Aim 2 focuses on the aging population who are at an increased risk of falls. The vestibular, proprioceptive, and visual systems all degrade with age. Hair cell counts decline in all 5 sensory organs of the vestibular system, leading to increases in vestibular motion detection thresholds after age 40 for yaw and roll rotations as well as horizontal and vertical translations. The sensitivity, acuity, and integration of the proprioceptive signal of the lower limbs declines with age, with acuity of the ankle complex increasing throughout adolescence then declining around age 50. Anatomical changes of the eyes occur in which the lens becomes thicker and loses elasticity, making it more difficult to focus on near and far-sighted objects.
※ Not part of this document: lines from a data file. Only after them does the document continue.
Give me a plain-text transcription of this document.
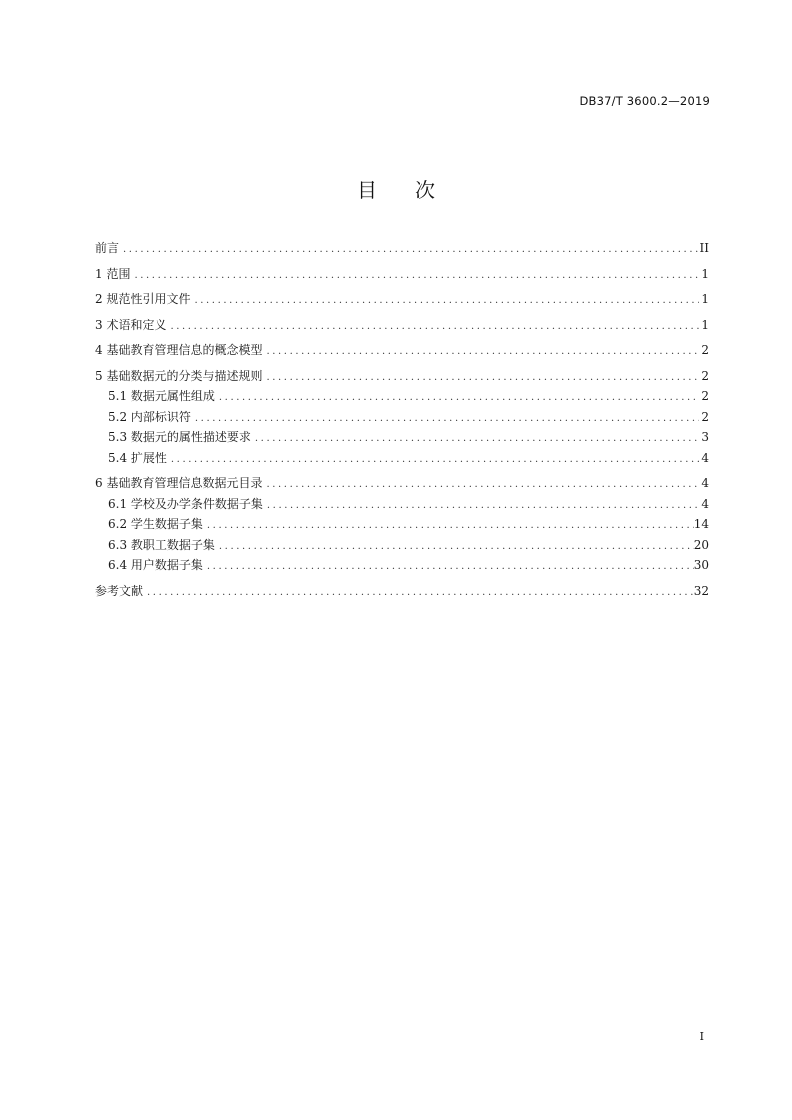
DB37/T 3600.2—2019
目 次
前言 .....	II
1 范围 .....	1
2 规范性引用文件 .....	1
3 术语和定义 .....	1
4 基础教育管理信息的概念模型 .....	2
5 基础数据元的分类与描述规则 .....	2
5.1 数据元属性组成 .....	2
5.2 内部标识符 .....	2
5.3 数据元的属性描述要求 .....	3
5.4 扩展性 .....	4
6 基础教育管理信息数据元目录 .....	4
6.1 学校及办学条件数据子集 .....	4
6.2 学生数据子集 .....	14
6.3 教职工数据子集 .....	20
6.4 用户数据子集 .....	30
参考文献 .....	32
I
Moreover, visual motion detection thresholds increase for position and speed discrimination with aging. Older adults are known to place more emphasis on vision for balance control while standing and walking. In standing, visual re-weighting has been shown to be slower in older adults which can hinder the ability to recover from sudden environmental disturbances. In Aim 2, we compared measures of visual sensitivity for balance control from Aim 1 to older adults. We found no significant difference between changes in visual sensitivity as the visual stimulus increased in amplitude between the two populations, indicating that older adults have an intact re-weighting mechanism for upright balance control while walking. We also found supporting evidence that older adults have higher sensitivities to vision for balance control compared to young adults for all conditions of visual stimulus amplitudes.
Aim 3 focuses on measuring visual function in relation to visual sensitivity for medial/lateral balance control. Evidence has been reported that a sensory threshold, specifically measured for the vestibular system, correlates to the ability to perform a balance task successfully. This logic is applied to the visual system in Aim 3. There is currently no measure of eye function that has been related to visual influences of balance. The literature on eye function and fall risk has focused on measures of visual acuity, which is important for navigating the environment and locating objects that may cause a trip or slip, but it is well established that motion in the environment causes autonomic responses to the body by giving the illusion of self-movement or, “vection.” Our goal for Aim 3 was to compare individuals’ visual motion detection thresholds to their measures of visual sensitivity to balance control while walking. We found a moderate relationship between the two measures according to a Spearman rank correlation coefficient, indicating that a lower motion detection threshold was related to a lower sensitivity to vision for medial/lateral balance control, and vice versa.